You probably remember the terms comma splice (also called a comma fault) and fused sentence (aka a run-on sentence) from some point in English class. For those of you who need a refresher, these terms refer to sentences in which two independent clauses have been improperly linked.
An independent clause is a group of words that contains a subject and verb and that express a complete thought. Independent clauses can stand alone as a sentence or form parts of a sentence. Look at the two examples below:
The project is behind schedule.
Our communications team has to work late.
Each of these two clauses express a complete thought, but you probably can see the flow of logic that would allow for them to be connected in one sentence. It’s a matter of connecting them properly.
Here’s Your Problem:
In a fused sentence, two independent clauses are simply thrown together in a sentence without any punctuation or appropriate connection. In such an instance, our two example clauses would look like this:
The project is behind schedule our communications team has to work late.
When the two independent clauses are connected by only a comma, the sentence now has a comma splice as in the example below:
The project is behind schedule, our communications team has to work late.

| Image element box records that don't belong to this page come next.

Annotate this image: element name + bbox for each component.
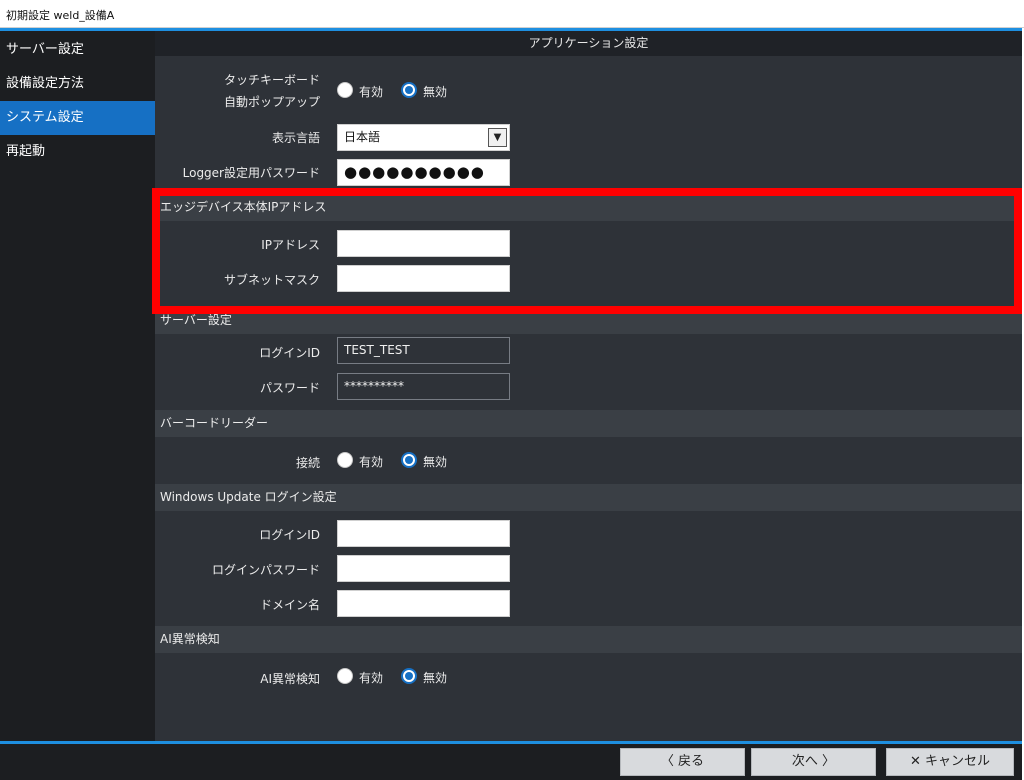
section-windows-update: Windows Update ログイン設定: [155, 484, 1022, 511]
wu-login-id-field[interactable]: [337, 520, 510, 547]
ip-address-field[interactable]: [337, 230, 510, 257]
server-password-field[interactable]: **********: [337, 373, 510, 400]
radio-label: 無効: [423, 671, 448, 685]
section-ai: AI異常検知: [155, 626, 1022, 653]
radio-label: 有効: [359, 85, 384, 99]
window-titlebar: 初期設定 weld_設備A: [0, 0, 1024, 28]
radio-off-icon: [337, 668, 353, 684]
radio-on-icon: [401, 82, 417, 98]
logger-password-label: Logger設定用パスワード: [182, 166, 320, 180]
radio-label: 無効: [423, 455, 448, 469]
server-password-label: パスワード: [259, 381, 320, 395]
back-button[interactable]: 〈 戻る: [620, 748, 745, 776]
radio-label: 有効: [359, 671, 384, 685]
radio-off-icon: [337, 82, 353, 98]
footer-bar: 〈 戻る 次へ 〉 ✕ キャンセル: [0, 744, 1022, 780]
sidebar-item-server-settings[interactable]: サーバー設定: [0, 33, 155, 67]
window-title: 初期設定 weld_設備A: [6, 9, 115, 22]
display-language-label: 表示言語: [271, 131, 320, 145]
touch-keyboard-label: タッチキーボード 自動ポップアップ: [160, 69, 320, 113]
server-login-id-field[interactable]: TEST_TEST: [337, 337, 510, 364]
radio-on-icon: [401, 452, 417, 468]
sidebar-item-restart[interactable]: 再起動: [0, 135, 155, 169]
radio-off-icon: [337, 452, 353, 468]
cancel-button[interactable]: ✕ キャンセル: [886, 748, 1014, 776]
section-server: サーバー設定: [155, 307, 1022, 334]
logger-password-field[interactable]: ●●●●●●●●●●: [337, 159, 510, 186]
ip-address-label: IPアドレス: [261, 238, 320, 252]
subnet-mask-field[interactable]: [337, 265, 510, 292]
subnet-mask-label: サブネットマスク: [223, 273, 320, 287]
wu-password-field[interactable]: [337, 555, 510, 582]
sidebar-item-system-settings[interactable]: システム設定: [0, 101, 155, 135]
wu-password-label: ログインパスワード: [211, 563, 320, 577]
wu-domain-field[interactable]: [337, 590, 510, 617]
touch-keyboard-label-line1: タッチキーボード: [223, 73, 320, 87]
display-language-value: 日本語: [344, 130, 381, 144]
radio-on-icon: [401, 668, 417, 684]
wu-login-id-label: ログインID: [259, 528, 320, 542]
server-login-id-label: ログインID: [259, 346, 320, 360]
barcode-connect-label: 接続: [295, 456, 320, 470]
ai-detect-label: AI異常検知: [260, 672, 320, 686]
sidebar-item-equipment-settings[interactable]: 設備設定方法: [0, 67, 155, 101]
section-barcode: バーコードリーダー: [155, 410, 1022, 437]
section-edge-ip: エッジデバイス本体IPアドレス: [155, 194, 1022, 221]
touch-keyboard-label-line2: 自動ポップアップ: [223, 95, 320, 109]
radio-label: 有効: [359, 455, 384, 469]
sidebar: サーバー設定 設備設定方法 システム設定 再起動: [0, 31, 155, 741]
display-language-select[interactable]: 日本語 ▼: [337, 124, 510, 151]
next-button[interactable]: 次へ 〉: [751, 748, 876, 776]
settings-panel: アプリケーション設定 タッチキーボード 自動ポップアップ 有効 無効 表示言語 …: [155, 31, 1022, 741]
chevron-down-icon[interactable]: ▼: [488, 128, 507, 147]
radio-label: 無効: [423, 85, 448, 99]
panel-title: アプリケーション設定: [155, 31, 1022, 56]
wu-domain-label: ドメイン名: [259, 598, 320, 612]
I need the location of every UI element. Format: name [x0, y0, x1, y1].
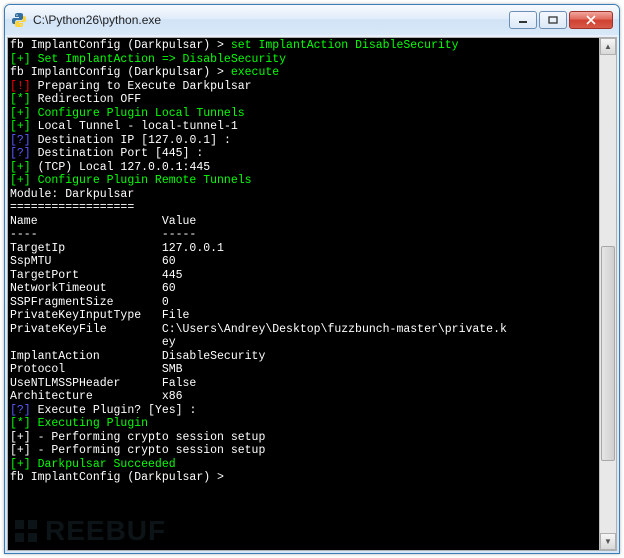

To fix a comma splice or fused sentence, use one of the three options below.
Use a Coordinating Conjunction + a Comma
When you use a comma to connect two independent clauses, it should be accompanied by one of the seven coordinating conjunctions (and, but, for, nor, yet, or, so). So the sentence should look like this:
The project is behind schedule, so our communications team has to work late.
The project is behind schedule, and our communications team has to work late.
Use a Semicolon
While a comma needs the support of coordinating conjunctions, a semicolon is considered strong enough mark to link two independent clauses all on its own. However, semicolons ramp up the drama of the sentence by a few degrees, so it is best to use them sparingly.
The project is behind schedule; our communications team has to work late.
Use a Period
Since comma splices and fused sentences contain two independent clauses, you can always add a period at the end of the first clause, insert a space, and begin the second clause with a capital letter. That is, break the sentence in two:
The project is behind schedule. Our communications team has to work late.
You can become more familiar with these types of flaws via these online quizzes for comma splices as well as run-on sentences. Even if you’re a seasoned professional, an occasional review keeps your skills sharp and makes spotting errors a quicker, easier process.